Im Randgebiet zu Mexiko hat sich´s der berühmt-berüchtigte Strauchdieb mit dem schicken französischen Namen "En Plein" (Dan Vadis) samt seiner wild marodierenden Bande gemütlich gemacht und terrorisiert die örtlichen Weiler.
Als Nächstes soll eine Postkutsche mit erheblichem Goldwert an Bord überfallen werden, die nötigen Infos dazu liefert ein gewisser Postinspektor Ross. Undank ist der Welten Lohn, und so muss auch die olle Petze Ross ins Gras beißen. Zufällig kreuzt justamente ein Fremder (Tony Anthony) die Wege der drei Mordbuben von En Plein, sargt wiederum die Halunken ein und nimmt dem verblichenen Amtmann die Papiere ab.
Zeitgleich überfällt En Plein mit dem Rest der Bande eine Postkutschenstation und nimmt die Anwesenden als Geiseln. Er möchte den Transport nicht auf offener Strecke überfallen, sondern im vermeintlich sicheren Hafen abstauben. Der Coup gelingt wie am Schnürchen und ohne Gegenwehr.
Als Stunden später der Namenlose an der Station auftaucht und einen delikaten Braten in Form einer bis zum Anschlag mit Gold gefüllten und sogar abhanden gekommenen Kutsche riecht, erweisen sich die Papiere als perfekte Identität.
Mit den echten Ausweisen eines Postinspektors ausgestattet, übernimmt er die Angelegenheit von Militär und Sheriff.

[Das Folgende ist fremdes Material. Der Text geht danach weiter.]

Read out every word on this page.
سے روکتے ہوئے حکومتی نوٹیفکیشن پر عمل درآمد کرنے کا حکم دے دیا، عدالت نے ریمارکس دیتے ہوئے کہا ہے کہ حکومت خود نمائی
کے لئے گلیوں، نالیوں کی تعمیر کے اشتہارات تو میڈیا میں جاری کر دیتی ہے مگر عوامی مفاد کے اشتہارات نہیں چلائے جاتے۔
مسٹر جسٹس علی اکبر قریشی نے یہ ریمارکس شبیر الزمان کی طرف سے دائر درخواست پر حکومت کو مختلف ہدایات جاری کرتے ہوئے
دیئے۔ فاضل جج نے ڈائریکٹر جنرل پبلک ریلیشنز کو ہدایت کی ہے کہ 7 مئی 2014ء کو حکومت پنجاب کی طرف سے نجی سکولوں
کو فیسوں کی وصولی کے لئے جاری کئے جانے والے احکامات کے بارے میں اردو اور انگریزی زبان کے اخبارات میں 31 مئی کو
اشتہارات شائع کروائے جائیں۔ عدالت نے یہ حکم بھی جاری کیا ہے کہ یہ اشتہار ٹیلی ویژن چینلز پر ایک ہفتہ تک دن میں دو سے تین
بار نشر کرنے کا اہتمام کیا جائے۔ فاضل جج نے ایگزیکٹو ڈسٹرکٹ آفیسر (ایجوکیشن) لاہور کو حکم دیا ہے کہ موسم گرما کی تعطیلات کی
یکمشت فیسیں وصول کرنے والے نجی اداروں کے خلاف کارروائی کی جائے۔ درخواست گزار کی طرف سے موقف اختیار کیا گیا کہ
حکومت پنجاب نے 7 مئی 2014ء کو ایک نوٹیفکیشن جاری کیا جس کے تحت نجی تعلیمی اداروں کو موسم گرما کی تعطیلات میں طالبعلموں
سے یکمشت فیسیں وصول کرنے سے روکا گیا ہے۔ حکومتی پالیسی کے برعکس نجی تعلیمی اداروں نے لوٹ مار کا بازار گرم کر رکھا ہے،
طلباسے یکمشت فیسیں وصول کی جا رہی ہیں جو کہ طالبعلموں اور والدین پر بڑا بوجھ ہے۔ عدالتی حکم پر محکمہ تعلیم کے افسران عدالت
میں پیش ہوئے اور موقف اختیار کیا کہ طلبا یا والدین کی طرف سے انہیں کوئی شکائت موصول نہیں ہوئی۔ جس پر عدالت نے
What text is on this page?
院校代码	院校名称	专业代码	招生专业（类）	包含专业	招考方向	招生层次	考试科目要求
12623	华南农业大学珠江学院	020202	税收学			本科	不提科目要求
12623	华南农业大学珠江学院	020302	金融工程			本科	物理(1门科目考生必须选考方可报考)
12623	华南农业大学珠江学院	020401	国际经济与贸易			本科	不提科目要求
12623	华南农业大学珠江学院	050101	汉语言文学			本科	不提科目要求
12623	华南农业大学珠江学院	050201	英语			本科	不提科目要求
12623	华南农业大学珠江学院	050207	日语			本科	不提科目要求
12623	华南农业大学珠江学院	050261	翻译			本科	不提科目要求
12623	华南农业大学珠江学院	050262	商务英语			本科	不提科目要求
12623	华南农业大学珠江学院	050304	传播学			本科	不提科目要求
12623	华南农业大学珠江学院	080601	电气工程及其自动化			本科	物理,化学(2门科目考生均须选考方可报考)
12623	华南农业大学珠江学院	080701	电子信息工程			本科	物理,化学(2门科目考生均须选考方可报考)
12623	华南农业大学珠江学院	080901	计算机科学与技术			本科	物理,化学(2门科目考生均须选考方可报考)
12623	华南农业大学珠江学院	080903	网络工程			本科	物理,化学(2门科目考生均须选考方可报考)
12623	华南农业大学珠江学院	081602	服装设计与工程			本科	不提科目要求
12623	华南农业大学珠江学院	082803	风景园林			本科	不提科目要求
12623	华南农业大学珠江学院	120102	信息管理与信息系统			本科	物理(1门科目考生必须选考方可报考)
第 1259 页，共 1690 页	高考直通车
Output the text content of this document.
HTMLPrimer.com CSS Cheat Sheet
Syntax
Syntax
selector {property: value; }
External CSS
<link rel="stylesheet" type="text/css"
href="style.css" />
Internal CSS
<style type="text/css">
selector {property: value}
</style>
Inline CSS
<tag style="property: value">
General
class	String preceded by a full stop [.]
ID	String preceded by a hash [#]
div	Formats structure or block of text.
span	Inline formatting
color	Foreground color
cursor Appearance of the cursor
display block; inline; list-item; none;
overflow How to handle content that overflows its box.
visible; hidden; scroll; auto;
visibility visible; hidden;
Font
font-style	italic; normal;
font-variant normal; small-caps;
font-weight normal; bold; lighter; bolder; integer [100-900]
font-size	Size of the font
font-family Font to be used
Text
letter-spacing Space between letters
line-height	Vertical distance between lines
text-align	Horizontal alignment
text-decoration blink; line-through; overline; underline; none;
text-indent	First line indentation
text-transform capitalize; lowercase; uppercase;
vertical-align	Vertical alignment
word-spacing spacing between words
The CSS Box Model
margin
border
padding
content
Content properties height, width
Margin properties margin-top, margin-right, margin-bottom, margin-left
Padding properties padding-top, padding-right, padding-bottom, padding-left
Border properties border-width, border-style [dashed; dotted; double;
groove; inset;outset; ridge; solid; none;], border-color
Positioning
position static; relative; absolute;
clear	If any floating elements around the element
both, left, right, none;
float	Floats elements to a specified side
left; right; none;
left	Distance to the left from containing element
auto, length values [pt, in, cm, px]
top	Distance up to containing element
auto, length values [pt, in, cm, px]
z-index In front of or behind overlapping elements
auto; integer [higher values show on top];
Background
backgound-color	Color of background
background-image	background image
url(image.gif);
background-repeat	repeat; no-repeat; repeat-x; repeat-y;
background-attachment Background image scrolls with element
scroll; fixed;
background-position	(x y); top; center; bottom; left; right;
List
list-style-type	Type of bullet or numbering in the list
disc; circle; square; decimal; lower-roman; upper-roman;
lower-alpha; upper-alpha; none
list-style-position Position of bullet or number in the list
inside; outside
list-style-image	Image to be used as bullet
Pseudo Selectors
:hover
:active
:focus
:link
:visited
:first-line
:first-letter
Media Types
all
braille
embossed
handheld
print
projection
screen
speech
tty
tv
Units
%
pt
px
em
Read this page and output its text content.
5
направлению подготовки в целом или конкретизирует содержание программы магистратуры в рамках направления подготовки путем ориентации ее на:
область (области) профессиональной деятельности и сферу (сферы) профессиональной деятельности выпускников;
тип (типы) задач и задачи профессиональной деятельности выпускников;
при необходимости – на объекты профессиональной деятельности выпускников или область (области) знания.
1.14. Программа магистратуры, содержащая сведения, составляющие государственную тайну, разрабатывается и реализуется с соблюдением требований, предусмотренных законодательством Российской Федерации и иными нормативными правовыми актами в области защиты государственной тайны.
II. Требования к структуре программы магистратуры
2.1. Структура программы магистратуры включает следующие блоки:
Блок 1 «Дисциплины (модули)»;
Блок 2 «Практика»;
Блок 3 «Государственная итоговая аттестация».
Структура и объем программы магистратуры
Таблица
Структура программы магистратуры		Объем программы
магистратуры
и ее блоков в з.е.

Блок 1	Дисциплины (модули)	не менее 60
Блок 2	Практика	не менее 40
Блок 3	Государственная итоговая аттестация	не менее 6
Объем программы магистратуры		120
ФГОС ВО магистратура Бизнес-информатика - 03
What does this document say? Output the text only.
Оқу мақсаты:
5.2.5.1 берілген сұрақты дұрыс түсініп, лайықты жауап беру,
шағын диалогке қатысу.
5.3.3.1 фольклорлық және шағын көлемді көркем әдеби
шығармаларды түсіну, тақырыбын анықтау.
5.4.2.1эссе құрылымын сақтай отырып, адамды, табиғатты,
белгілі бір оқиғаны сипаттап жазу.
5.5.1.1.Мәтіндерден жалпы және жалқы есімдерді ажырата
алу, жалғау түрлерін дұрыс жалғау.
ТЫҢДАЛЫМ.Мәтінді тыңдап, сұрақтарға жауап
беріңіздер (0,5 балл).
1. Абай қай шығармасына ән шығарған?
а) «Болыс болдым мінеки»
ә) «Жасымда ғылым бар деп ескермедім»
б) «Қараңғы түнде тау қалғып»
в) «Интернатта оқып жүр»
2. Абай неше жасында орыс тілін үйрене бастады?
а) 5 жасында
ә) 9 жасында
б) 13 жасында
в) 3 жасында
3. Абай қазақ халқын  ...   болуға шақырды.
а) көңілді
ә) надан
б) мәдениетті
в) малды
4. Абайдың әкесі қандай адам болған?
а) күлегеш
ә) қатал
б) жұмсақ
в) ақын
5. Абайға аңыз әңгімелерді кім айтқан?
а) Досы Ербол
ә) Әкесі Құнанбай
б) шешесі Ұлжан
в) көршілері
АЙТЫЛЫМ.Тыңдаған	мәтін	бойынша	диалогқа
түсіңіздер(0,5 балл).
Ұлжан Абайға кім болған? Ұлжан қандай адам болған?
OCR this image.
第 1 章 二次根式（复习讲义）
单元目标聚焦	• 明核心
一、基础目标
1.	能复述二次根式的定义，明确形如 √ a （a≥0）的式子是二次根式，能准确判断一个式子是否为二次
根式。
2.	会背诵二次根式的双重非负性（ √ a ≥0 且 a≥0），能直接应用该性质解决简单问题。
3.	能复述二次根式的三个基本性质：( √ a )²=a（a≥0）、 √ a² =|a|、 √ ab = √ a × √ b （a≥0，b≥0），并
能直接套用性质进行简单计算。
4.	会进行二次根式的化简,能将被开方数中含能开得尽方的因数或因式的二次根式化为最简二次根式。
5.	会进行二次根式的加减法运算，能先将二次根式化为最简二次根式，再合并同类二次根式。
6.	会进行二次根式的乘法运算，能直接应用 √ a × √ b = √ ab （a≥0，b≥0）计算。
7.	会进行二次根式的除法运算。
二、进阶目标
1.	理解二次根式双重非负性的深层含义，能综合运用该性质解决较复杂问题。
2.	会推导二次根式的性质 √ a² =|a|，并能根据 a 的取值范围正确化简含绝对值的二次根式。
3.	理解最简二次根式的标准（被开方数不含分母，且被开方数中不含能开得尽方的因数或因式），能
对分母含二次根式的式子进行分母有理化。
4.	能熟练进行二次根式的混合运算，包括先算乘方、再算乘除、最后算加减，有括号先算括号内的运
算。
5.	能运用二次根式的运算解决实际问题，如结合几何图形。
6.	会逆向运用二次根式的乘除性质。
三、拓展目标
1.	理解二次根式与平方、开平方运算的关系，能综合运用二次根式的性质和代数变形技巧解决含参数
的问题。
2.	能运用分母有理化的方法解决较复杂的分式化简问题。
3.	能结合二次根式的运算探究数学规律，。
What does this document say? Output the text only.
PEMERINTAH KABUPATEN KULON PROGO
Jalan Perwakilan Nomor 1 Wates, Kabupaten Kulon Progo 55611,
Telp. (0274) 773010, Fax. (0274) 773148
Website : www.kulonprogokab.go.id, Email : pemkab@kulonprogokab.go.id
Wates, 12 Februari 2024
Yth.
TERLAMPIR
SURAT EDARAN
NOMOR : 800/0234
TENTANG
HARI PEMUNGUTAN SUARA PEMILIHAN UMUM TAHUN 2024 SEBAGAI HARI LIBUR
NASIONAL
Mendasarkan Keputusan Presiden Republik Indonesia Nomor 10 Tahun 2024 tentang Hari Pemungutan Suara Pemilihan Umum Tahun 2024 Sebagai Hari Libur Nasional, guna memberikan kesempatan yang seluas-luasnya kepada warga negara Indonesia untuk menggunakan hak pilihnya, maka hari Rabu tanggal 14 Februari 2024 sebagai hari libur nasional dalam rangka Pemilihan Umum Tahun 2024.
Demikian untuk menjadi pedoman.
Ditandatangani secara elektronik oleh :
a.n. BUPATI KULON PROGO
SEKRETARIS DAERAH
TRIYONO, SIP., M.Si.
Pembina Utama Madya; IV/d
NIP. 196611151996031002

Schnell dünkt ihm, das der Stationsvorsteher (Daniele Vargas) nicht ganz koscher ist, mit En Plein unter einer Decke steckt und auch noch versucht, den Batzen auf eigene Rechnung einzustreichen. Der Fremde dient sich mit diesem Wissen der Terrortruppe an, um Zwistigkeiten zwischen den Parteien auszulösen. Zunächst mit Erfolg, aber als die Tarnung auffliegt, steht er sich En Pleins gesamter mordlüsterner Bande gegenüber...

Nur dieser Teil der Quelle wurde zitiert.